McCain-Feingold Bill Arouses New Interest In State Campaign Finance Reform

 
Efforts to rein in the activities of special interests have intensified in a few states where political influence peddling and campaign fund-raising are increasingly viewed by voters as the same thing.

In Arizona, for instance, a bill has passed the legislature that would force lobbyists to report on the state's website the names of candidates to whom they contribute or for whom they solicit money.

Lobbyists would also have to disclose any campaign finance committees on which they serve, a requirement that could prove embarrassing since lobbyists routinely show up as members of incumbents' advisory or fund-raising panels.

In addition, if signed into law by Gov. Jane Hull, it would prohibit lawmakers from using state premises and resources, such as office phones or email, to raise money.

A similar bill may also be headed for a vote soon in the Tennessee House. But it would include tougher reporting and disclosure requirements for candidates at both the state and local government levels. The bill's sponsors hope to eliminate any appearance of conflicts by shining an intense light on contributors.

An Iowa bill resembling the Arizona measure has also made its way through at least one chamber of the legislature, but it has now been relegated to the pile of unfinished business that lawmakers may not get to this year.

In Wisconsin, home to U.S. Sen. Russ Feingold, legislators are predicting a round of new efforts aimed at reducing the role of special interest money in statewide elections. Bills likely to be offered in the legislature this year may be modeled after the U.S. Senate-passed McCain-Feingold measure, which places limits on union-and corporate-sponsored campaign issue ads and bans unlimited "soft money" donations to the national parties from corporations, unions and individuals.

Wisconsin State Sen. Mike Ellis has already introduced one bill aimed at controlling the influence of special interest money in state campaigns. His bill, dubbed the "Clean Government Campaign Plan," does not bar corporate or union contributions. But it imposes voluntary fund-raising and spending limits on candidates and provides for partial public funding of statewide and legislative races. Ellis said in an interview with Stateline.org that he believes his bill goes much further than McCain-Feingold in addressing the soft money issue because it takes away "the financial advantage of special interest groups by matching their expenditures dollar for dollar" with public funds.

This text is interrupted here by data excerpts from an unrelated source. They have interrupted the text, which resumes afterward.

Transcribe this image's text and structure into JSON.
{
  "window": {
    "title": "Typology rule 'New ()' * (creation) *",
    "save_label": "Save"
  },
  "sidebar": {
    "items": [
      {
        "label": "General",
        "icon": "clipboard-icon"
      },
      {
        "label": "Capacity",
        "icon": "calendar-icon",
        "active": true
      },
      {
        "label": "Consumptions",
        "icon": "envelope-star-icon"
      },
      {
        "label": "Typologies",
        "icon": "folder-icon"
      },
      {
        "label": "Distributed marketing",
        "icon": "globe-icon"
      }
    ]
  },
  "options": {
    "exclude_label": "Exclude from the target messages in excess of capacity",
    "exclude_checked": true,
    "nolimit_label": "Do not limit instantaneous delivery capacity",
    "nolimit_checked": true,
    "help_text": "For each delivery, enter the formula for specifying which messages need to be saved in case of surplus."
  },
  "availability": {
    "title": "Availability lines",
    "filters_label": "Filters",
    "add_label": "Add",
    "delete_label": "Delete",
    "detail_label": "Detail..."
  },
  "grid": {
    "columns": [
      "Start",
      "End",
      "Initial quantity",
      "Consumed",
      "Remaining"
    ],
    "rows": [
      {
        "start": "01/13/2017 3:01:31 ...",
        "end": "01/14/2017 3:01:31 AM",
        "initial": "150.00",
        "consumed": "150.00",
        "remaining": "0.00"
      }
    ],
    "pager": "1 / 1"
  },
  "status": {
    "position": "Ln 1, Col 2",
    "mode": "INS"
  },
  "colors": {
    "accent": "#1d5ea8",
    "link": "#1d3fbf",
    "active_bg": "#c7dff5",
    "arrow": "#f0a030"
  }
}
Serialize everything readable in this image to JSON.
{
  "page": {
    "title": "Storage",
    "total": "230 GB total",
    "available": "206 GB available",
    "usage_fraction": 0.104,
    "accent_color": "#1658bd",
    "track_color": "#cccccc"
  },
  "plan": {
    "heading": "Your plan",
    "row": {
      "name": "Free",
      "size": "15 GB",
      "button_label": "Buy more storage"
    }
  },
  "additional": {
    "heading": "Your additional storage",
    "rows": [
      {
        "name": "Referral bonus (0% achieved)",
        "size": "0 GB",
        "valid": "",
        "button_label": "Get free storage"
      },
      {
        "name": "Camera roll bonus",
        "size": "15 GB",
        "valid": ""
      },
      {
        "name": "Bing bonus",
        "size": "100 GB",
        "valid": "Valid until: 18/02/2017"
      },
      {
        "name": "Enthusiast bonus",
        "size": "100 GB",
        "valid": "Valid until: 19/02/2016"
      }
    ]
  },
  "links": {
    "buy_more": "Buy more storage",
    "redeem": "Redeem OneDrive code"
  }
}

"These matching funds would kick in whenever a candidate goes over (the agreed to) spending or fund-raising limits or when an independent, outside group runs ads or sends out mailings on behalf of a candidate that goes beyond the limits," Ellis said. "State parties would even be treated as independent groups under my bill...My bill is fair because it treats everybody the same and makes them play by the same rules."

Though few Wisconsin lawmakers give Ellis' measure much chance of passing this session (a similar bill he sponsored failed last year), he believes the media attention focused on the campaign finance battle in Congress has raised awareness of problems at the state level.

"I think we have a better chance this time around because the corrupting influence of money has gotten worse and the success of McCain-Feingold has at least awakened the consciousness of people to the problem," Ellis said.

At least two states - Connecticut and Alaska - have already gone where no state or the federal government has gone before. They have banned soft money contributions to the parties and have set tougher rules governing special interest fund-raising activities.

In March, a legislative committee in Connecticut also approved another bill authorizing taxpayer financing of statewide campaigns. A similar measure passed last year but was vetoed by Gov. John G. Rowland. He has threatened the same fate this year for the revived measure.

But like Ellis, the Connecticut bill's sponsors feel the reform winds blowing in their direction given the momentum of the McCain-Feingold measure and public opinion polls showing Americans believe special interest contributions are a corrupting influence.

A poll of New Yorkers conducted in April by the Marist Institute for Public Opinion found that 71 percent of those surveyed support taxpayer funding of campaigns if it's coupled with spending and fund-raising limitations. The poll followed the unveiling of a proposal by state Democratic lawmakers that would provide $2 in public funds for every $1 raised by statewide candidates.

A recent public opinion survey of Oklahomans by the Daily Oklahoman and the University of Oklahoma also confirmed what most national surveys show - that Americans in general believe special interest contributions buy access to politicians that average constituents don't have.

Another poll released this spring by the North Carolina Center for Voter Education offered up the same cynical view of the campaign finance system. Nearly 75 percent of the 600 North Carolina voters surveyed said politicians spend more time raising money than solving problems. And 91 percent of the those polled said campaign contributions do influence how politicians legislate either "a great deal" or at least "a moderate amount." The survey found as well that a majority of those questioned - 60 percent - favor some form of public campaign financing, although 49 percent of the respondents expressed concern that using tax dollars might result in funding cuts for vital programs.

"What our poll shows is that people are getting to the point where they feel that the government - government being the results of the campaign finance system - is just not representative," says Jesse Rutledge, the center's communications director.

Rutledge added, however, that it would probably take "something like a fund-raising scandal " to get people angry enough to insist on change even though 62 percent in the poll said the issue ought to be addressed before the 2002 election.